I am no fawning acolyte of Ancestry's and if you read the archives of this blog, I have made plenty of criticisms. But they are ones that I believe are grounded in fact and not baseless speculation or the errors repeated ad nauseum by the internet tizzy crowd.
I came across an excellent analysis of the proposed agreement by a former NARA employee at http://www.archivesnext.com/?p=135. If you're interested in this issue, I highly recommend you read it.
-- The Ancestry Insider
Thank you for your comments. Amen to that request on 1812 records. I'm hoping that will resolve one of my brick walls.
-- The Ancestry Insider
Thank you for your comments. While you raise a good point about NARA's decreased likelihood of re-digitizing records that it will get for free within five years, if NARA doesn't enter into these private agreements, do you think these records will get digitized during the next 5 years? Every year the White House (under either party) submits a deeply slashed NARA budget, knowing the public will mount a campaign to have Congress restore its funding. Under this environment, NARA's budget suffers enormous downward pressure year after year. In this environment, adding funding for digitization efforts is extremely unlikely.
Five years from now the digitized records will be free to all. Without these agreements, I think only a small fraction would be digitized. From a practical approach, I applaud these agreements as a faster way at arriving at freely available digitized records.
-- The Ancestry Insider
Thank you for your comments. In my article I present six ways in which this agreement expands access to these records. Five are free and one places the access "behind a pay per view situation." You tease us with the thought that this "might be the end of free access by...you and me."

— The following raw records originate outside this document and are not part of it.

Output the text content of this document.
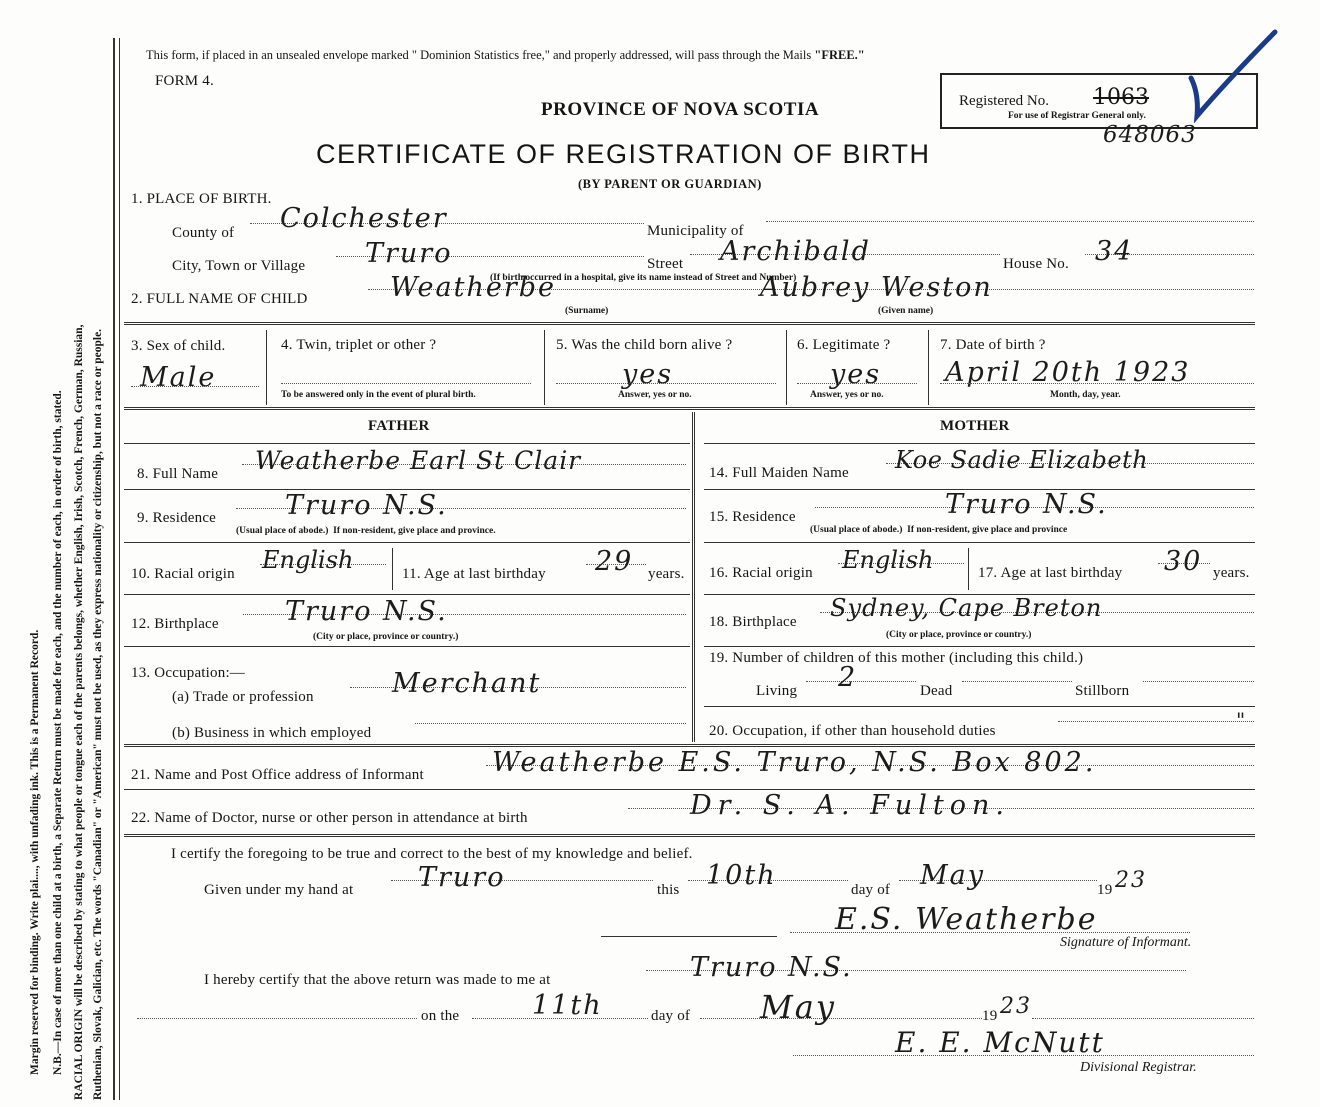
Margin reserved for binding. Write plai...., with unfading ink. This is a Permanent Record. N.B.—In case of more than one child at a birth, a Separate Return must be made for each, and the number of each, in order of birth, stated. RACIAL ORIGIN will be described by stating to what people or tongue each of the parents belongs, whether English, Irish, Scotch, French, German, Russian, Ruthenian, Slovak, Galician, etc. The words "Canadian" or "American" must not be used, as they express nationality or citizenship, but not a race or people.
This form, if placed in an unsealed envelope marked " Dominion Statistics free," and properly addressed, will pass through the Mails "FREE."
FORM 4.
PROVINCE OF NOVA SCOTIA
CERTIFICATE OF REGISTRATION OF BIRTH
(BY PARENT OR GUARDIAN)
Registered No. 1063
For use of Registrar General only.
648063
1. PLACE OF BIRTH.
County of Colchester	Municipality of
City, Town or Village Truro	Street Archibald	House No. 34
(If birth occurred in a hospital, give its name instead of Street and Number)
2. FULL NAME OF CHILD	Weatherbe
(Surname)
Aubrey Weston
(Given name)
3. Sex of child.
Male
4. Twin, triplet or other ?
To be answered only in the event of plural birth.
5. Was the child born alive ?
yes
Answer, yes or no.
6. Legitimate ?
yes
Answer, yes or no.
7. Date of birth ?
April 20th 1923
Month, day, year.
FATHER	MOTHER
8. Full Name Weatherbe Earl St Clair
9. Residence	Truro N.S.
(Usual place of abode.) If non-resident, give place and province.
10. Racial origin English	11. Age at last birthday 29 years.
12. Birthplace Truro N.S.
(City or place, province or country.)
13. Occupation:—
(a) Trade or profession	Merchant
(b) Business in which employed
14. Full Maiden Name Koe Sadie Elizabeth
15. Residence	Truro N.S.
(Usual place of abode.) If non-resident, give place and province
16. Racial origin English	17. Age at last birthday 30 years.
18. Birthplace Sydney, Cape Breton
(City or place, province or country.)
19. Number of children of this mother (including this child.)
Living 2	Dead	Stillborn
20. Occupation, if other than household duties	"
21. Name and Post Office address of Informant	Weatherbe E.S. Truro, N.S. Box 802.
22. Name of Doctor, nurse or other person in attendance at birth	Dr. S. A. Fulton.
I certify the foregoing to be true and correct to the best of my knowledge and belief.
Given under my hand at Truro	this 10th	day of May	19 23
E.S. Weatherbe
Signature of Informant.
I hereby certify that the above return was made to me at	Truro N.S.
on the	11th	day of May	19 23
E. E. McNutt
Divisional Registrar.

Can you elaborate on how you think expanding access via several new free avenues plus one paid avenue might end free access?
You think this is a sweetheart deal and "TGN stands to make millions." I worry more that any tiny incremental increase in revenues will be swamped by the large digitization costs. If you have some ideas that would decrease the enormous costs associated with digitizing and indexing records, please share them. Perhaps your ideas would bring the costs down to a level that NARA could afford to do it.